JAKARTA - Waketum MUI Anwar Abbas buka suara terkait proyek metaverse bernama Virtual Black Stone Initiative oleh pemerintah Arab Saudi beberapa waktu lalu. Menurut dia pelaksanaan ibadah haji dituntut untuk hadir secara fisik di tempat-tempat yang ditentukan oleh syara' yaitu di padang arafah, di muzdalifah, di mina di ka'bah, di shafa dan marwa.
Selain itu ibadah haji harus dikerjakan pada waktu yang telah ditentukan yakni di bulan dzulhijjah. Hal ini juga sesuai dengan hadist dari Nabi yakni Haji itu intinya wukuf di Arafah, barang siapa yg menjumpai wukuf di Arafah,maka ia menjumpai haji.
"Ini artinya kalau ada orang yang tidak bisa hadir di padang arafah pada waktu yang telah ditentukan oleh syara' tersebut maka yang bersangkutan secara syar'iyyah tidak bisa diakui telah melaksanakan ibadah haji karena yang bersangkutan tidak bisa hadir ditempat dimaksud pada waktu yang telah ditentukan,"ujar Anwar dalam keterangan tertulisnya, Rabu (09/2/2022)
"Belum lagi yang menyangkut mabit di muzdalifah, melempar jumroh di mina, thawaf di kabah dan sai antara shafa dan marwa, itu semua harus dilakukan secara fisik di tempat dan waktu yang sudah ditentukan oleh syara'. Ketentuan itu semua sudah qath'i atau tidak boleh di rubah," lanjutnya.

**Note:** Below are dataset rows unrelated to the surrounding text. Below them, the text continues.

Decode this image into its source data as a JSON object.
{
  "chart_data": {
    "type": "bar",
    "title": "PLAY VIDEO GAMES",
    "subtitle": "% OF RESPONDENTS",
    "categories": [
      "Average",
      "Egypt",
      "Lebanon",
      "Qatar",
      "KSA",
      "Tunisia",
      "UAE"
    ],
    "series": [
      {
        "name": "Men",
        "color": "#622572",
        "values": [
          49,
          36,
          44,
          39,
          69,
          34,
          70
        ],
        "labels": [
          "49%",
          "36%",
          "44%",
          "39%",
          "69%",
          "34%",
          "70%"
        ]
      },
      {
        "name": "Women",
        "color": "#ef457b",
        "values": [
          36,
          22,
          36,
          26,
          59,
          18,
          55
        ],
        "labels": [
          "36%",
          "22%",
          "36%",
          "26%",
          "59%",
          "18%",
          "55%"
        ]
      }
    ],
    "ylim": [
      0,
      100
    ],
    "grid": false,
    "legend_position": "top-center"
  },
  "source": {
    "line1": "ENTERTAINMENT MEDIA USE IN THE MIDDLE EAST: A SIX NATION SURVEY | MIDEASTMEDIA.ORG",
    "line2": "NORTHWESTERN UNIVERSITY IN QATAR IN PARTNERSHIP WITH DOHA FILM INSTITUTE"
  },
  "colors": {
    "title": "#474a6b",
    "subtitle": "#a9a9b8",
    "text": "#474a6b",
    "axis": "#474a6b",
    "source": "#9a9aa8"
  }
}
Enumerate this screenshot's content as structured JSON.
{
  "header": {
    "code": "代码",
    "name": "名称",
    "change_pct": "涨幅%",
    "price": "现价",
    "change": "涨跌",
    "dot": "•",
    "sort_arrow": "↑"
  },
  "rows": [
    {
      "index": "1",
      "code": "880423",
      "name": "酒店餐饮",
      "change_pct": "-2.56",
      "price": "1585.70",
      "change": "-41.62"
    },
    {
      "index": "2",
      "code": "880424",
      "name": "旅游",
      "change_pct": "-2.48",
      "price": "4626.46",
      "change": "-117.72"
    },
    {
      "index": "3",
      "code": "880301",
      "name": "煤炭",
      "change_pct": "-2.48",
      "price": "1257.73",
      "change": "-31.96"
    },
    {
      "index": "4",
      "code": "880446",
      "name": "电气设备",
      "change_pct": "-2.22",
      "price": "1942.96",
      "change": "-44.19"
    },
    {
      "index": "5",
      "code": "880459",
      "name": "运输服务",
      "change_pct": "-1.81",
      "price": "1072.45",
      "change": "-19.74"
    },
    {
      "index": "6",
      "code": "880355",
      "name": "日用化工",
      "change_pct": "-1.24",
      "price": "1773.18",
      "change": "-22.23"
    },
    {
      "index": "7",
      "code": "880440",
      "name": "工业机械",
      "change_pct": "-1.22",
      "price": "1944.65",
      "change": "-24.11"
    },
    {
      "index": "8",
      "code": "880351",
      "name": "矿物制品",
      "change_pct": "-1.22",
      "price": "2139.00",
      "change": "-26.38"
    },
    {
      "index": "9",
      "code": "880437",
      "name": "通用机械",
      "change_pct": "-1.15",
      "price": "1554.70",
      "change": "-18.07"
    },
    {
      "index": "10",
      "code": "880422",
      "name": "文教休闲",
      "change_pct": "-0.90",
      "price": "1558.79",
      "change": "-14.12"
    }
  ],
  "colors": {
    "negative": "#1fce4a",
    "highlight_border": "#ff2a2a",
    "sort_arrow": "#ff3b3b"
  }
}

Sehingga Anwar menilai ibadah haji secara virtual via Metaverse yang hanya melalui penglihatan saja sudah jelas tidak masuk ke dalam kategori melaksanakan ibadah haji. Namun jika seseorang menganggap hal tersebut sama dengan melaksanakan ibadah haji, maka disebut sebagai sebuah bid'ah yang dholalah atau sesat.